Weighted Average Cost of Capital ("WACC") represent the average after tax cost of company 's source of capital. Source of capital includes here prefered stock, debts, common stock, bonds and other long term debts. The WACC represent the average rate at which the company's capital is arranged or how much amount of interest is paid on capital financed by the company.
Internal Rate of Return ("IRR"), represent the discount rate at which the Net Present Value ("NPV") of all cash flows in capital budgeting equals to zero.

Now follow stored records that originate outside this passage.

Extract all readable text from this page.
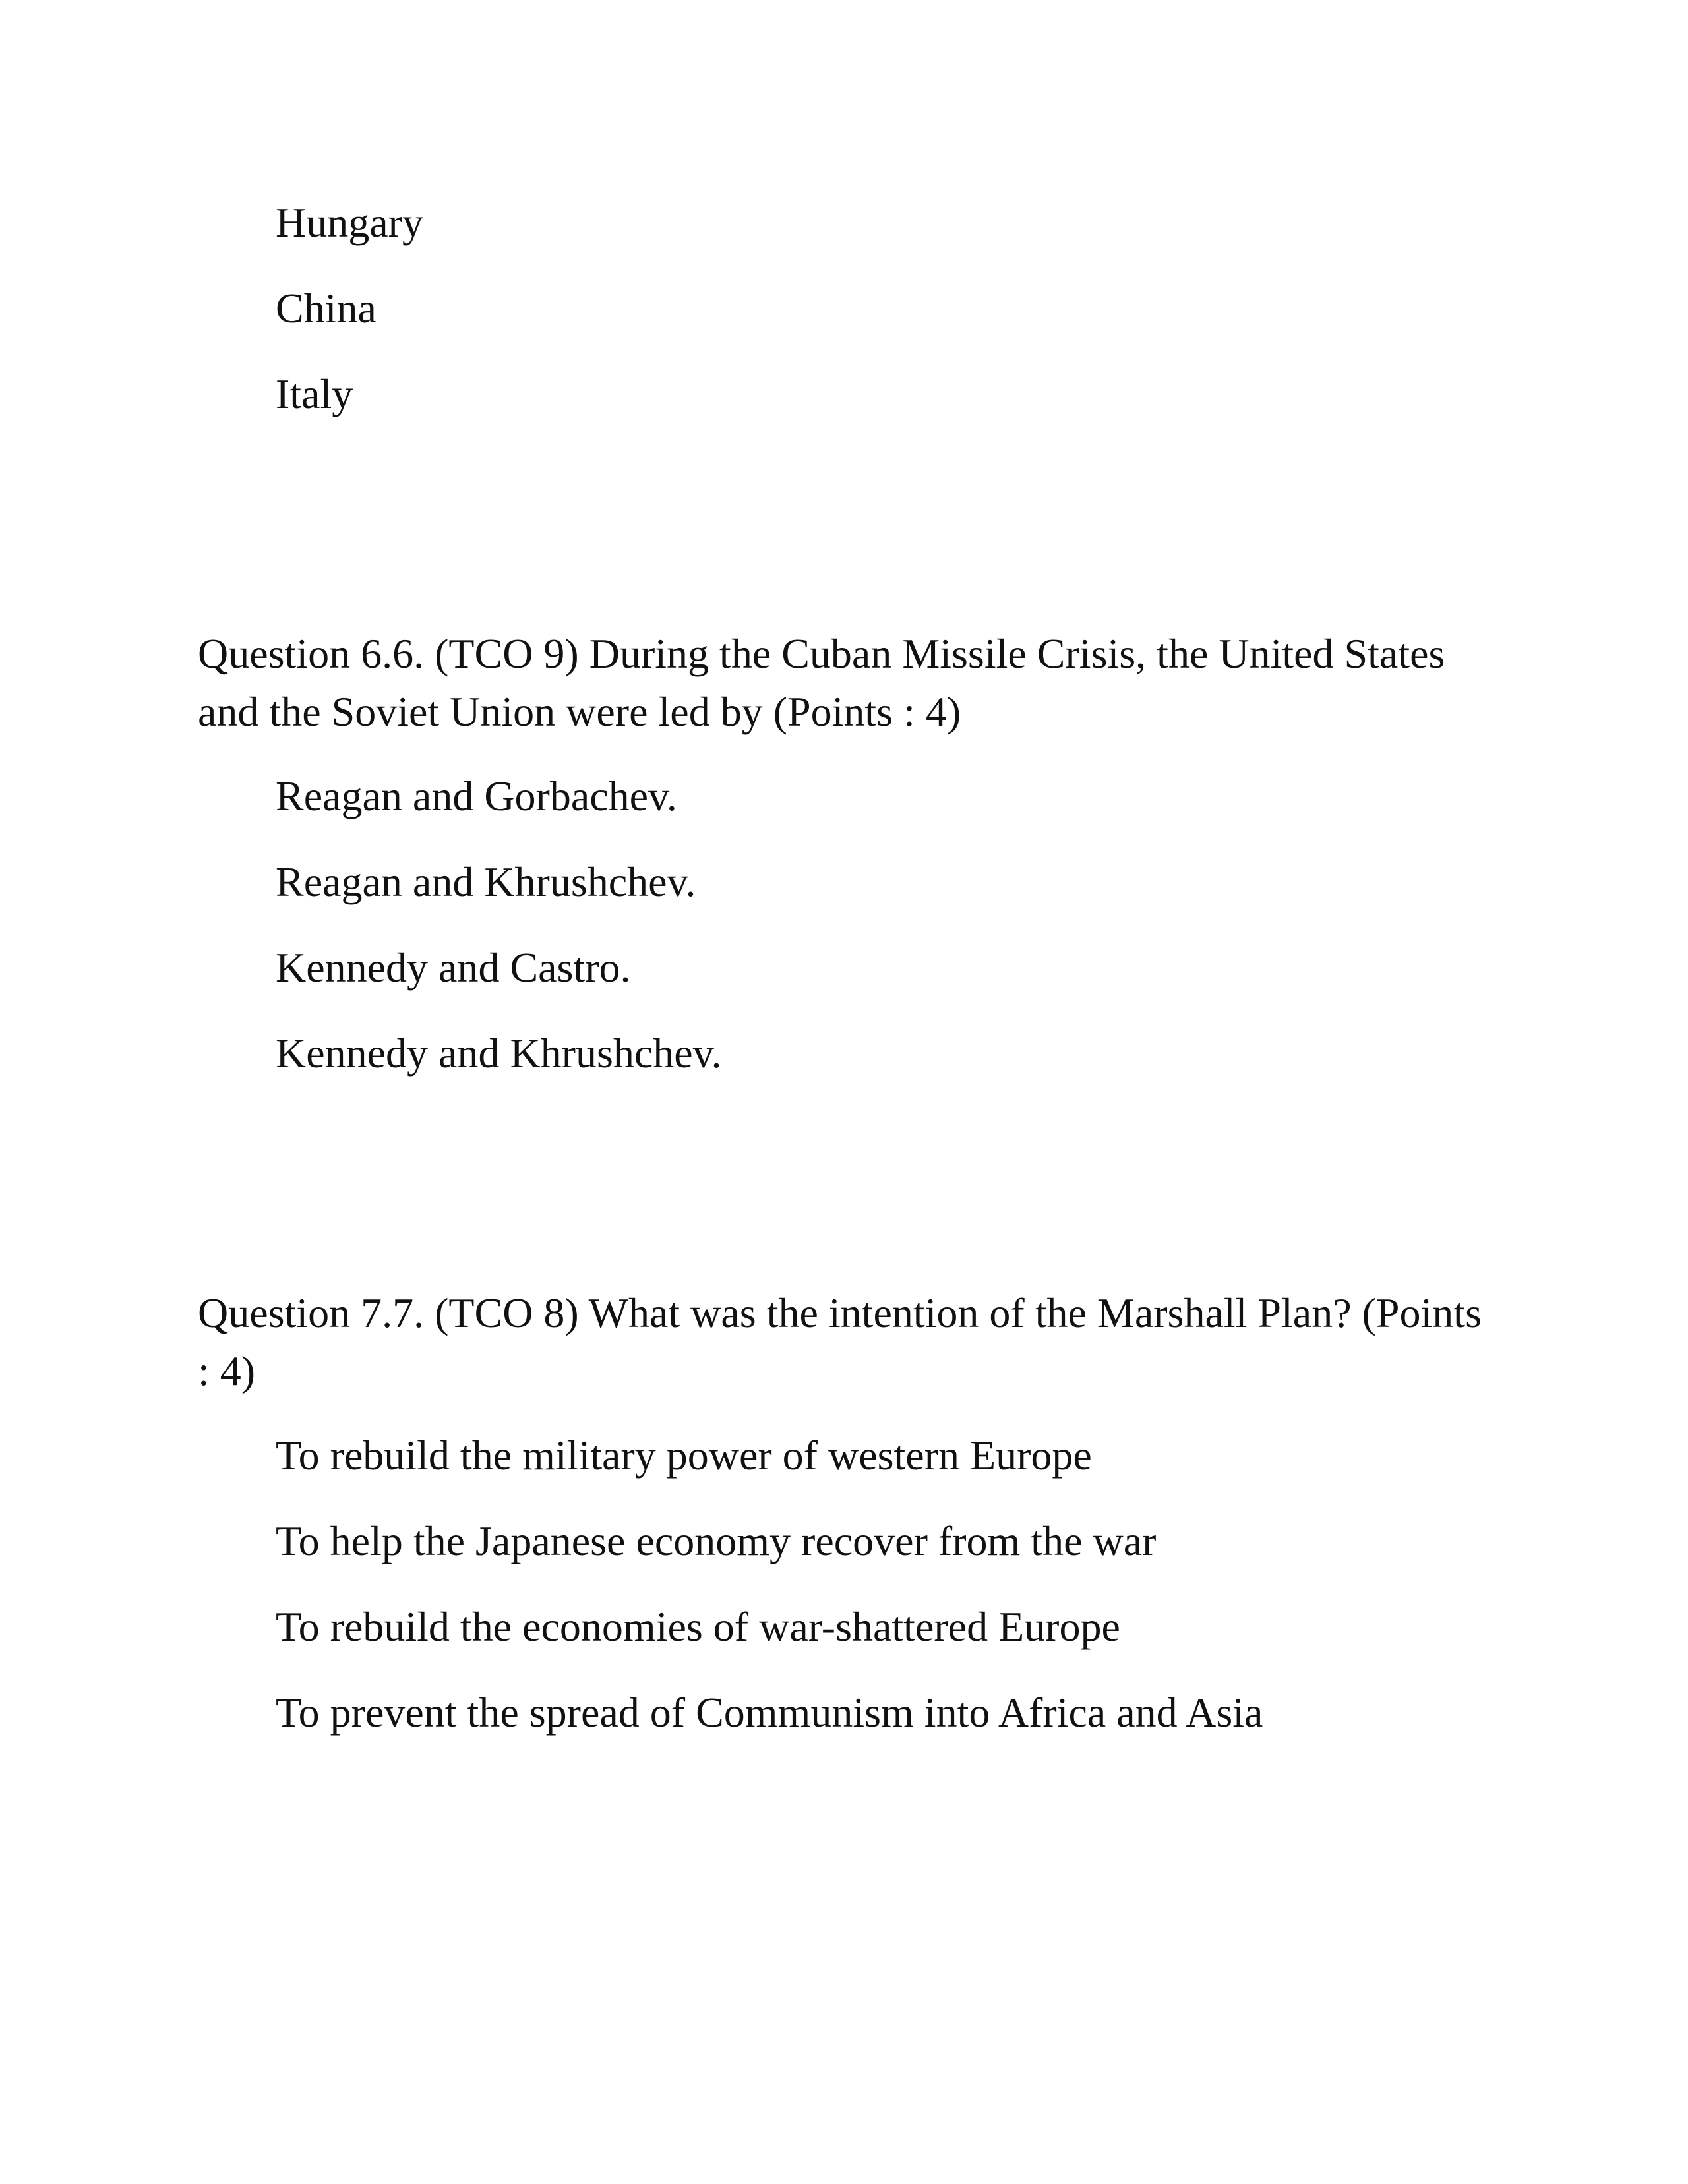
Hungary
China
Italy

Question 6.6. (TCO 9) During the Cuban Missile Crisis, the United States and the Soviet Union were led by (Points : 4)

Reagan and Gorbachev.
Reagan and Khrushchev.
Kennedy and Castro.
Kennedy and Khrushchev.

Question 7.7. (TCO 8) What was the intention of the Marshall Plan? (Points : 4)

To rebuild the military power of western Europe
To help the Japanese economy recover from the war
To rebuild the economies of war-shattered Europe
To prevent the spread of Communism into Africa and Asia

Therefore it is required to be understood that where the WACC rate is higher than IRR, the preject need not to be accepted as, the borrowing cost is more than the rate of return and vice versa. That is the relationship between IRR and WACC is that if the NPV is more than 0, than IRR is higher than WACC and vice versa.
in the given case, since the WACC is 16% and NPV of the project is $266,000 it means that IRR is much more than WACC, thats why NPV is higher than 0.
Therefore in the given case, the IRR rate is higher than 16%.